Un pintor hizo un cuadro de Cristo en pie en uno de los famosos puentes de Londres. Le representó con las manos extendidas en actitud de llamada o invitación a la gente que pasaba a Su lado sin prestarle atención. Solo una joven enfermera demostraba darse cuenta de Su presencia. Ahí tenemos la situación moderna de muchos países hoy en día. No hay hostilidad hacia el Cristianismo; ni deseo de destruirlo: solo una total indiferencia. Se relega a Cristo al nivel de los que no importan. La indiferencia también es un pecado, y de los peores, porque la indiferencia mata. No quema viva una religión: la mata por congelación. No la decapita; le quita la vida despacito por asfixia.

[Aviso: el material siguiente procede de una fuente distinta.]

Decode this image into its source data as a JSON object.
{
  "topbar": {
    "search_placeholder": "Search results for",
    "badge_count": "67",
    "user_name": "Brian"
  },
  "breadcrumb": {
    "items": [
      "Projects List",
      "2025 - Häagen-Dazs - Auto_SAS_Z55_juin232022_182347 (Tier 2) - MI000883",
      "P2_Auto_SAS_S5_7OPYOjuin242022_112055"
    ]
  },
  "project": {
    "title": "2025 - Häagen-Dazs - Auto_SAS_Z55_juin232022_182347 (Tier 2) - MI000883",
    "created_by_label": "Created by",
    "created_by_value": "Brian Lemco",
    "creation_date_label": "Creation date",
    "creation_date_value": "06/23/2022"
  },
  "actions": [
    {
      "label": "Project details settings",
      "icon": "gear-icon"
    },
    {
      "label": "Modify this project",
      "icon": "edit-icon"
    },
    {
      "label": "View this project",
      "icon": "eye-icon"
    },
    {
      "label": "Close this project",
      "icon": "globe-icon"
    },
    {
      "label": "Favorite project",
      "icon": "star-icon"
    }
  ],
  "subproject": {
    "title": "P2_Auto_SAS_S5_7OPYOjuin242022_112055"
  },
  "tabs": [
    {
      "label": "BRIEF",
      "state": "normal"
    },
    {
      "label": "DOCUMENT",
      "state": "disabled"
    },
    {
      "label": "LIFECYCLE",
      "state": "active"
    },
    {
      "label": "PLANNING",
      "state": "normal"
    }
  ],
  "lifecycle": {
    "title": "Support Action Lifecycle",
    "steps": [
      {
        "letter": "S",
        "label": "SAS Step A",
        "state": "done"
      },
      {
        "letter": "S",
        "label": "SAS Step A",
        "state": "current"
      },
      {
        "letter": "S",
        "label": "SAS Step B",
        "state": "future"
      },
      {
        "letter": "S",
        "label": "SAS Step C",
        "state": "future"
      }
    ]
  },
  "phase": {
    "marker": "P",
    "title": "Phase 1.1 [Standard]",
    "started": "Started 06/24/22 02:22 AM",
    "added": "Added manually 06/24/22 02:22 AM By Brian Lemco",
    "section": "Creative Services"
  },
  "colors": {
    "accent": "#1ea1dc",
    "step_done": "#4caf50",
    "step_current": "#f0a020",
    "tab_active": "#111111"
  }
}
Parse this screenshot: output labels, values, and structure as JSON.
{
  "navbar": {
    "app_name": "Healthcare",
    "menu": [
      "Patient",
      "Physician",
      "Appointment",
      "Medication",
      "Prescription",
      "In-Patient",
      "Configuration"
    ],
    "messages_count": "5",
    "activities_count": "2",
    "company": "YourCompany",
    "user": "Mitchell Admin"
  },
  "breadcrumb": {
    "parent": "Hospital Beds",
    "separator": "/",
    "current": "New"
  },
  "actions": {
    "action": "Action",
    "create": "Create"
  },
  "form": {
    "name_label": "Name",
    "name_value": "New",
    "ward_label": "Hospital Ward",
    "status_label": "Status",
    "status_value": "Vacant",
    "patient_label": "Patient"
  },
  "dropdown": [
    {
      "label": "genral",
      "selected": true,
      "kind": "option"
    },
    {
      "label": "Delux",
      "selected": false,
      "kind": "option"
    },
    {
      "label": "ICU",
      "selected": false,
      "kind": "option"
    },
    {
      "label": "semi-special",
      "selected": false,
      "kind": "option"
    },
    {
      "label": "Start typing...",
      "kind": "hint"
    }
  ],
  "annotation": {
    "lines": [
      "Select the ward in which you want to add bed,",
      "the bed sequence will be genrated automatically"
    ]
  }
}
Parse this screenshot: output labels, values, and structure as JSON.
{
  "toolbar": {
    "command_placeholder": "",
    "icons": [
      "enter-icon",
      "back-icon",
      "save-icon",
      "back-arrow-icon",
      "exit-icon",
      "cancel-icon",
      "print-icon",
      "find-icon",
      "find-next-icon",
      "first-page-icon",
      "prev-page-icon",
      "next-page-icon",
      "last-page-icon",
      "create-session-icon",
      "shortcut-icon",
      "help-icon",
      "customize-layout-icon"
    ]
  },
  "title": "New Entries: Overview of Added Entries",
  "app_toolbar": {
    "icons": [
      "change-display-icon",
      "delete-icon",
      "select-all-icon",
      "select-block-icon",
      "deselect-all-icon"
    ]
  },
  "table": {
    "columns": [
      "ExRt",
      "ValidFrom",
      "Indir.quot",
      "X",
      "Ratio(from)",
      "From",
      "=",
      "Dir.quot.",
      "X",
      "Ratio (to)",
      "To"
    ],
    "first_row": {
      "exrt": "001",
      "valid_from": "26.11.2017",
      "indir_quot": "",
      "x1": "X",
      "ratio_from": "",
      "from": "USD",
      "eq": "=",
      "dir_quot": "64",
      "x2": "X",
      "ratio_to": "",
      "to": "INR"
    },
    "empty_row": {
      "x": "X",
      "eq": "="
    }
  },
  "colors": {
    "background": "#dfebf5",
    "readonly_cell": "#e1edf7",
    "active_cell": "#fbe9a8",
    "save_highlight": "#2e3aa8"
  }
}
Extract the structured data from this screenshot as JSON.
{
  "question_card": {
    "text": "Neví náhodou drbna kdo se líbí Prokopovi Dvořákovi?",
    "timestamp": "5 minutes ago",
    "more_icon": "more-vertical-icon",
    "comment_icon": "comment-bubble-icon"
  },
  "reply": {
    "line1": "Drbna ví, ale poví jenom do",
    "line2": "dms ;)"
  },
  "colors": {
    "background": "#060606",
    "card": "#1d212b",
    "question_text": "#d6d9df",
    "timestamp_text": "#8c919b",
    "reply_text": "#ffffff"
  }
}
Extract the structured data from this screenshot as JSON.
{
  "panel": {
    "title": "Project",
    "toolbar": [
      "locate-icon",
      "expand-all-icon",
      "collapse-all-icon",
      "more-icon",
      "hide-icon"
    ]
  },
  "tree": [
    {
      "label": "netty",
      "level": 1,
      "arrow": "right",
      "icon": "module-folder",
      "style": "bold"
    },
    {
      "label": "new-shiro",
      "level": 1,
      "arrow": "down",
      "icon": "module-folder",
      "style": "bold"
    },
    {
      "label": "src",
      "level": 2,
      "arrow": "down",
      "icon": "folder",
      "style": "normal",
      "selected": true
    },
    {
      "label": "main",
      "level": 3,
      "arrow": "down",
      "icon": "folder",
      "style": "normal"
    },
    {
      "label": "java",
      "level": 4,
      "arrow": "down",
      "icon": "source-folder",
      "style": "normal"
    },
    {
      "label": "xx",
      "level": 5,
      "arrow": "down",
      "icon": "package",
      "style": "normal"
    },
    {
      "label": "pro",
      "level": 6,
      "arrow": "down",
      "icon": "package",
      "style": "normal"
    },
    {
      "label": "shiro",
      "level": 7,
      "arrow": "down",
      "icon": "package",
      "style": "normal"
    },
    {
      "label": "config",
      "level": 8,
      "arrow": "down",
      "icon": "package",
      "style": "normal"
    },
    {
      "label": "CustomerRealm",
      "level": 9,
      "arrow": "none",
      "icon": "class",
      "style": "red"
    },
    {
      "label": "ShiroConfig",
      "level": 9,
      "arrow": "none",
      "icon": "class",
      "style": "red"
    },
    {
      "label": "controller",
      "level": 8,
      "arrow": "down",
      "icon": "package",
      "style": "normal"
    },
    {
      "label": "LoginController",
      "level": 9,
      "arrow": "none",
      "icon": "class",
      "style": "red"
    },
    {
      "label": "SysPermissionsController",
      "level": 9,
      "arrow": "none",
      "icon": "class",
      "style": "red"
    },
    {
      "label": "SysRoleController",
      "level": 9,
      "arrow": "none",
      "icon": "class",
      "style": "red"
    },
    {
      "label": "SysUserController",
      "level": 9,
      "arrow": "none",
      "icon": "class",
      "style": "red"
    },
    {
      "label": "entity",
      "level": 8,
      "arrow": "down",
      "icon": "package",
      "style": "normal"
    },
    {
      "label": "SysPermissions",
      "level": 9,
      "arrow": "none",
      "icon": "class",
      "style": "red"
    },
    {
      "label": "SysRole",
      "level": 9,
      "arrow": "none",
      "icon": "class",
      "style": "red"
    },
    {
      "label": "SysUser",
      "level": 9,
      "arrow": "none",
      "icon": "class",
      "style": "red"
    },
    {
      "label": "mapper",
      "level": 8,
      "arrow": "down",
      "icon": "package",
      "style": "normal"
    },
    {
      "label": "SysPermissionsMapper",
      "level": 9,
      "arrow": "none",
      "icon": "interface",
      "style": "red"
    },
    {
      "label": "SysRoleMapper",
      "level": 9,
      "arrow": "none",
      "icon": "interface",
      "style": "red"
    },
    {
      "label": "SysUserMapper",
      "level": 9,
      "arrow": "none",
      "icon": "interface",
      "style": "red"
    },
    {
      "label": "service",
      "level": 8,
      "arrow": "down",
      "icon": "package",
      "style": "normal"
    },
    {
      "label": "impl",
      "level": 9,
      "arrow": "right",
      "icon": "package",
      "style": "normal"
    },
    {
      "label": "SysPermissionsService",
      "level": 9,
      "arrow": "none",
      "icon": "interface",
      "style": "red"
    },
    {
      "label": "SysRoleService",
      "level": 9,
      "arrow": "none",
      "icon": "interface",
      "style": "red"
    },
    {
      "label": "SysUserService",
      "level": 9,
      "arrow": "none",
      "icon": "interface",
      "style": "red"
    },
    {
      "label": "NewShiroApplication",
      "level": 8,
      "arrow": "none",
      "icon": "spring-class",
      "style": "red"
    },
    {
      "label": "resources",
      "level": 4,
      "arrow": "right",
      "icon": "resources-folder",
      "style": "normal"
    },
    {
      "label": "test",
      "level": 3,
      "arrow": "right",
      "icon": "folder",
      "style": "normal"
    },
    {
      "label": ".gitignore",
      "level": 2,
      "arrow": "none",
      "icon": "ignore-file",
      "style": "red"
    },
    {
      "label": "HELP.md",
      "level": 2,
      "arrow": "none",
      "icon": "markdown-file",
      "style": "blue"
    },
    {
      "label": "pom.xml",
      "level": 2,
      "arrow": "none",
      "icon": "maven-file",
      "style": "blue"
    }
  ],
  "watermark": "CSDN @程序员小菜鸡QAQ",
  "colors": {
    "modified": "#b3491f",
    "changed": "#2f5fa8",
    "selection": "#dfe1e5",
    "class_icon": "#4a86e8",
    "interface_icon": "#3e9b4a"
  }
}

(iii) Así que nos encontramos cara a cara con una gran verdad amenazadora: también es un pecado no hacer nada. Hay pecados de acción, que se cometen; pero también los hay de inacción, que se omiten. El pecado de Corazín, Betsaida y Cafarnaum fue el pecado de no hacer nada. La defensa de muchos es alegar: «¡Yo no he hecho nunca nada!». Ésa puede que sea su condenación.